Des mesures interférométriques inédites pour comprendre la formation de β Pictoris b

Résultat scientifique Univers

Publiées dans Astronomy & Astrophysics, deux nouvelles études présentent une analyse approfondie de l’atmosphère de la planète Pictoris b grâce à l’interférométrie au Very Large Telescope Interferometer (VLTI). Ces observations étendent pour la première fois la résolution et la gamme spectrale des spectres d’exoplanètes obtenus par interférométrie depuis le sol. L’analyse du rapport carbone/oxygène dans son atmosphère apporte des indices sur son processus de formation. Ces résultats démontrent le potentiel des instruments GRAVITY et MATISSE pour caractériser des planètes inaccessibles aux télescopes spatiaux.

La spectroscopie des exoplanètes permet de déterminer la composition chimique et la structure thermique de leurs atmosphères. Ce domaine connaît un essor remarquable avec l’arrivée du télescope spatial James Webb (JWST).

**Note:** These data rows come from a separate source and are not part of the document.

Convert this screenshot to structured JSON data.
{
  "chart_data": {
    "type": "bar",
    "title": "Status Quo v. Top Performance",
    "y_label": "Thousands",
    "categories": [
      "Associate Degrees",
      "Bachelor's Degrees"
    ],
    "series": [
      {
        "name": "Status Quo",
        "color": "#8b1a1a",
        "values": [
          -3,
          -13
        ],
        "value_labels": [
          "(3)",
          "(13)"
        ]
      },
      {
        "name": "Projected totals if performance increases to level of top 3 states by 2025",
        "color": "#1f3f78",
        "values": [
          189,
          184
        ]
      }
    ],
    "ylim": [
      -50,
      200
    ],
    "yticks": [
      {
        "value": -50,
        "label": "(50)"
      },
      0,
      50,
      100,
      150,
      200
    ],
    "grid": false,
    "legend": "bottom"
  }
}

Mais les observations depuis le sol conservent un atout majeur : grâce à l’interférométrie, il est possible de combiner la lumière de plusieurs télescopes pour obtenir l’équivalent d’un télescope géant capable de détecter et de caractériser des planètes proches de leur étoile et inaccessibles pour le JWST.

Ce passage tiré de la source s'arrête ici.